Scorpion FC dan Samba Persada Women Kunci Tiket ke Putaran Nasional HYDROPLUS Soccer League
Baca dalam 60 detik
- Scorpion FC (U-15) dan Samba Persada Women (U-18) memastikan diri sebagai juara klasemen HYDROPLUS Soccer League regional Kudus, melaju ke putaran nasional.
- Kompetisi yang digagas Bakti Olahraga Djarum Foundation ini menjadi jembatan pembinaan dari MilkLife Soccer Challenge ke level profesional, dengan empat regional.
- Putaran nasional HYDROPLUS Soccer League All-Stars akan menjadi ajang seleksi pemain untuk Timnas Indonesia Putri U-16 yang berlaga di Srikandi Merdeka Cup.
:strip_icc():format(jpeg)/kly-media-production/medias/7470571/original/017295300_1780243784-Foto_01.jpg)
Pekan pamungkas HYDROPLUS Soccer League Kudus 2025/2026 di Supersoccer Arena Rendeng, Jawa Tengah, Minggu (31/5/2026), memastikan dua tim putri muda melaju ke putaran nasional: Scorpion FC di kategori U-15 dan Samba Persada Women di U-18.
Scorpion FC, yang sudah memastikan gelar juara sejak matchday sebelumnya, tetap tampil agresif meski akhirnya kalah 1-3 dari Putri Surakarta pada laga terakhir. Dengan koleksi 42 poin dari 15 pertandingan—14 kemenangan dan satu kekalahan—Scorpion FC menjadi tim paling dominan di regional Kudus. Sementara itu, Putri Surakarta yang finis sebagai runner-up juga berhak lolos ke putaran nasional.
Di kategori U-18, Samba Persada Women menutup kompetisi dengan kemenangan tipis 1-0 atas Putri Batang, mengamankan posisi puncak klasemen dengan 34 poin. Putri Batang harus puas di posisi kedua dengan 25 poin. Kedua tim ini akan mewakili Kudus di putaran nasional HYDROPLUS Soccer League All-Stars.
HYDROPLUS Soccer League merupakan inisiatif Bakti Olahraga Djarum Foundation bersama HYDROPLUS untuk memperluas ruang kompetisi sepak bola putri usia muda. Kompetisi ini menjadi kelanjutan dari MilkLife Soccer Challenge (MLSC) yang membina pemain sejak U-8 hingga U-12. Menurut Program Director Teddy Tjahjono, liga ini dirancang sebagai jenjang pembinaan berkelanjutan agar bakat-bakat muda tersalurkan hingga level profesional.
"HYDROPLUS Soccer League kami buat sebagai wadah untuk melanjutkan apa yang sudah kami lakukan di MLSC. Ini merupakan jenjang pembinaan yang sangat penting supaya terus berkesinambungan," ujar Teddy.

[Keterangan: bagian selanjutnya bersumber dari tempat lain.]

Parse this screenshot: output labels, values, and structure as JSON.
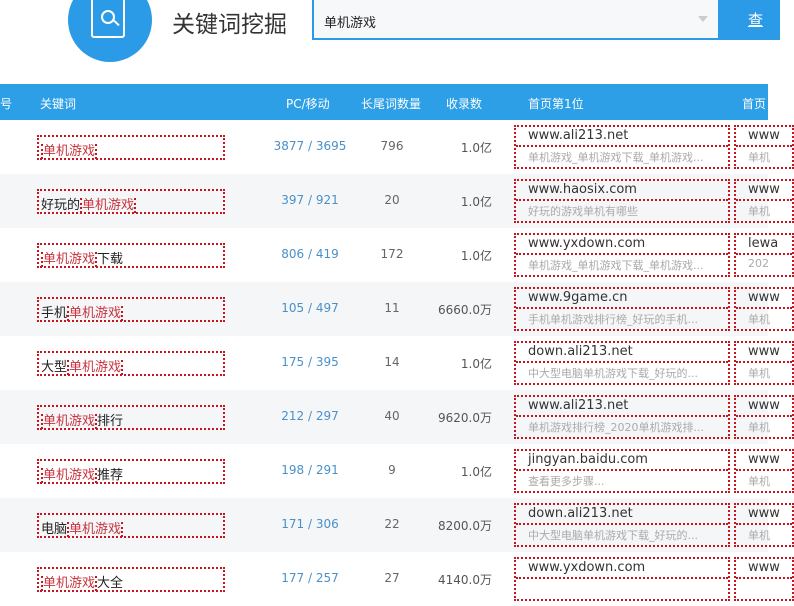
{
  "header": {
    "title": "关键词挖掘",
    "search_value": "单机游戏",
    "search_button": "查",
    "logo_icon": "book-search-icon",
    "accent": "#2b9be8"
  },
  "columns": [
    "号",
    "关键词",
    "PC/移动",
    "长尾词数量",
    "收录数",
    "首页第1位",
    "首页"
  ],
  "rows": [
    {
      "pre": "",
      "hl": "单机游戏",
      "post": "",
      "pc": "3877 / 3695",
      "count": "796",
      "index": "1.0亿",
      "site1": {
        "domain": "www.ali213.net",
        "snippet": "单机游戏_单机游戏下载_单机游戏..."
      },
      "site2": {
        "domain": "www",
        "snippet": "单机"
      }
    },
    {
      "pre": "好玩的",
      "hl": "单机游戏",
      "post": "",
      "pc": "397 / 921",
      "count": "20",
      "index": "1.0亿",
      "site1": {
        "domain": "www.haosix.com",
        "snippet": "好玩的游戏单机有哪些"
      },
      "site2": {
        "domain": "www",
        "snippet": "单机"
      }
    },
    {
      "pre": "",
      "hl": "单机游戏",
      "post": "下载",
      "pc": "806 / 419",
      "count": "172",
      "index": "1.0亿",
      "site1": {
        "domain": "www.yxdown.com",
        "snippet": "单机游戏_单机游戏下载_单机游戏..."
      },
      "site2": {
        "domain": "lewa",
        "snippet": "202"
      }
    },
    {
      "pre": "手机",
      "hl": "单机游戏",
      "post": "",
      "pc": "105 / 497",
      "count": "11",
      "index": "6660.0万",
      "site1": {
        "domain": "www.9game.cn",
        "snippet": "手机单机游戏排行榜_好玩的手机..."
      },
      "site2": {
        "domain": "www",
        "snippet": "单机"
      }
    },
    {
      "pre": "大型",
      "hl": "单机游戏",
      "post": "",
      "pc": "175 / 395",
      "count": "14",
      "index": "1.0亿",
      "site1": {
        "domain": "down.ali213.net",
        "snippet": "中大型电脑单机游戏下载_好玩的..."
      },
      "site2": {
        "domain": "www",
        "snippet": "单机"
      }
    },
    {
      "pre": "",
      "hl": "单机游戏",
      "post": "排行",
      "pc": "212 / 297",
      "count": "40",
      "index": "9620.0万",
      "site1": {
        "domain": "www.ali213.net",
        "snippet": "单机游戏排行榜_2020单机游戏排..."
      },
      "site2": {
        "domain": "www",
        "snippet": "单机"
      }
    },
    {
      "pre": "",
      "hl": "单机游戏",
      "post": "推荐",
      "pc": "198 / 291",
      "count": "9",
      "index": "1.0亿",
      "site1": {
        "domain": "jingyan.baidu.com",
        "snippet": "查看更多步骤..."
      },
      "site2": {
        "domain": "www",
        "snippet": "单机"
      }
    },
    {
      "pre": "电脑",
      "hl": "单机游戏",
      "post": "",
      "pc": "171 / 306",
      "count": "22",
      "index": "8200.0万",
      "site1": {
        "domain": "down.ali213.net",
        "snippet": "中大型电脑单机游戏下载_好玩的..."
      },
      "site2": {
        "domain": "www",
        "snippet": "单机"
      }
    },
    {
      "pre": "",
      "hl": "单机游戏",
      "post": "大全",
      "pc": "177 / 257",
      "count": "27",
      "index": "4140.0万",
      "site1": {
        "domain": "www.yxdown.com",
        "snippet": ""
      },
      "site2": {
        "domain": "www",
        "snippet": ""
      }
    }
  ]
}
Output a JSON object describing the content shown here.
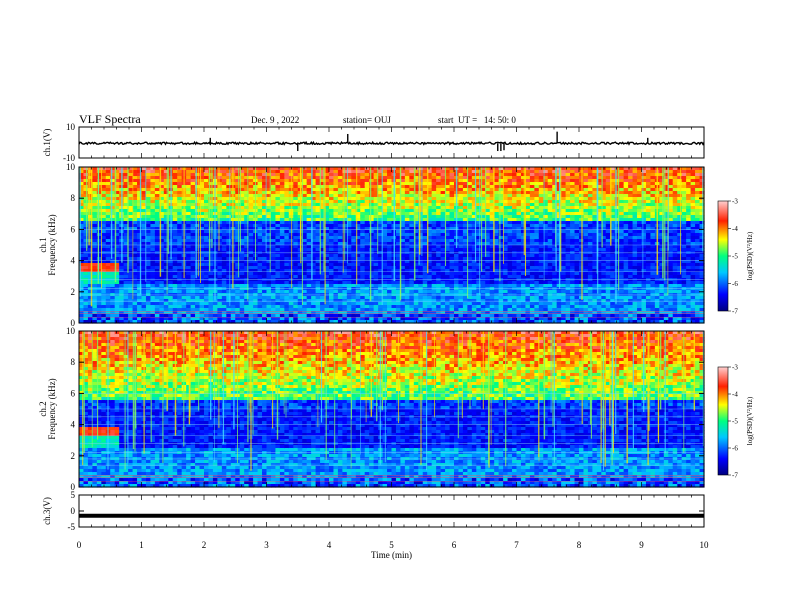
{
  "header": {
    "title": "VLF Spectra",
    "date": "Dec. 9 , 2022",
    "station": "station= OUJ",
    "start": "start  UT =   14: 50: 0"
  },
  "chart_data": [
    {
      "type": "line",
      "name": "ch1-waveform",
      "ylabel": "ch.1(V)",
      "ylim": [
        -10,
        10
      ],
      "yticks": [
        "10",
        "-10"
      ],
      "x_range_min": [
        0,
        10
      ],
      "baseline": -0.5,
      "spikes": [
        {
          "x": 3.5,
          "y": -5.5
        },
        {
          "x": 4.3,
          "y": 5.5
        },
        {
          "x": 6.7,
          "y": -5.5
        },
        {
          "x": 6.75,
          "y": -5.5
        },
        {
          "x": 6.8,
          "y": -5.0
        },
        {
          "x": 7.65,
          "y": 7.0
        },
        {
          "x": 2.1,
          "y": 3.0
        },
        {
          "x": 9.1,
          "y": 3.0
        }
      ]
    },
    {
      "type": "heatmap",
      "name": "ch1-spectrogram",
      "ylabel": "ch.1\nFrequency  (kHz)",
      "ylim": [
        0,
        10
      ],
      "yticks": [
        "0",
        "2",
        "4",
        "6",
        "8",
        "10"
      ],
      "xlim": [
        0,
        10
      ],
      "colorbar": {
        "range": [
          -7,
          -3
        ],
        "ticks": [
          "-3",
          "-4",
          "-5",
          "-6",
          "-7"
        ],
        "label": "log(PSD)(V²/Hz)"
      },
      "features": {
        "high_band_min_khz": 6.5,
        "noise_band_khz": [
          3.3,
          3.8
        ],
        "noise_band_end_min": 0.65
      }
    },
    {
      "type": "heatmap",
      "name": "ch2-spectrogram",
      "ylabel": "ch.2\nFrequency  (kHz)",
      "ylim": [
        0,
        10
      ],
      "yticks": [
        "0",
        "2",
        "4",
        "6",
        "8",
        "10"
      ],
      "xlim": [
        0,
        10
      ],
      "colorbar": {
        "range": [
          -7,
          -3
        ],
        "ticks": [
          "-3",
          "-4",
          "-5",
          "-6",
          "-7"
        ],
        "label": "log(PSD)(V²/Hz)"
      },
      "features": {
        "high_band_min_khz": 5.5,
        "noise_band_khz": [
          3.3,
          3.8
        ],
        "noise_band_end_min": 0.65
      }
    },
    {
      "type": "line",
      "name": "ch3-waveform",
      "ylabel": "ch.3(V)",
      "ylim": [
        -5,
        5
      ],
      "yticks": [
        "5",
        "0",
        "-5"
      ],
      "baseline": -1.5
    }
  ],
  "xaxis": {
    "label": "Time  (min)",
    "ticks": [
      "0",
      "1",
      "2",
      "3",
      "4",
      "5",
      "6",
      "7",
      "8",
      "9",
      "10"
    ]
  }
}
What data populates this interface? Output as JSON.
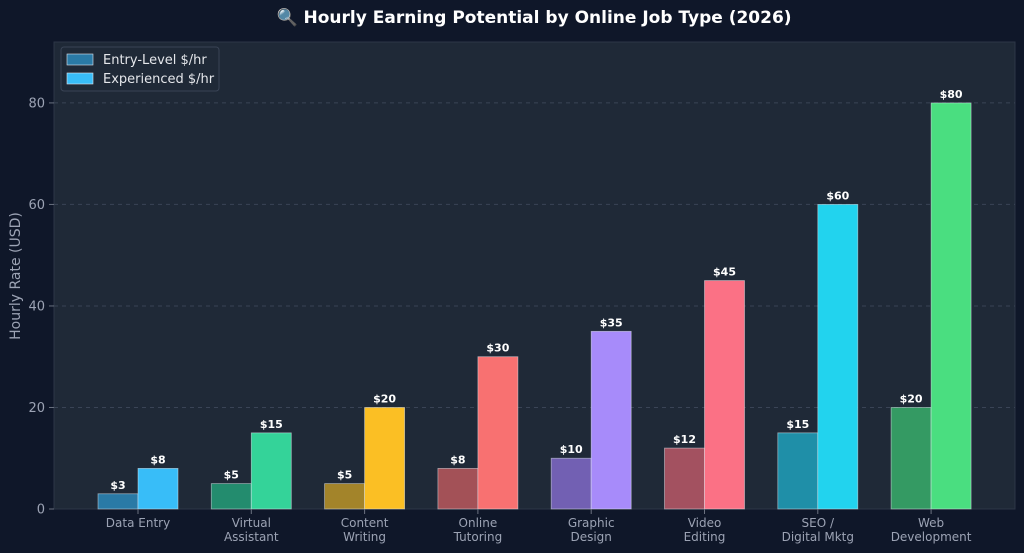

Ia menambahkan bahwa juara dan runner-up dari empat regional—Jakarta, Bandung, Kudus, dan Surabaya—akan bersaing di putaran nasional All-Stars dengan format full liga double round robin.
Putaran nasional tak hanya memperebutkan gelar juara, tetapi juga menjadi ajang pencarian bakat untuk Timnas Indonesia Putri U-16. Tim talent scouting akan memantau para peserta All-Stars untuk direkrut memperkuat tim nasional yang akan berlaga di Srikandi Merdeka Cup pada Agustus mendatang di Supersoccer Arena Kudus. "Konsep All-Stars baru pertama kali dilakukan di Indonesia dengan format full liga double round robin, mempertemukan 8 tim dari empat regional. Nantinya akan ada tim talent scouting yang menjaring para peserta berbakat untuk timnas," jelas Teddy.
Di laga U-15, meski Scorpion FC sudah lolos, tensi tetap tinggi. Putri Surakarta tampil agresif dan menang 3-1. Striker jebolan MLSC Solo, Ika Wonda, menjadi top skor dengan 31 gol. Sementara di U-18, Samba Persada Women menang 1-0 atas Putri Batang. Dengan hasil ini, ekosistem pembinaan sepak bola putri Indonesia semakin terstruktur, dari MLSC hingga HYDROPLUS Soccer League, dan berujung pada tim nasional.
Pertanyaannya, mampukah para pemain muda ini bersaing di level nasional dan internasional? Putaran All-Stars dan Srikandi Merdeka Cup akan menjadi batu loncatan pertama untuk menguji kualitas mereka.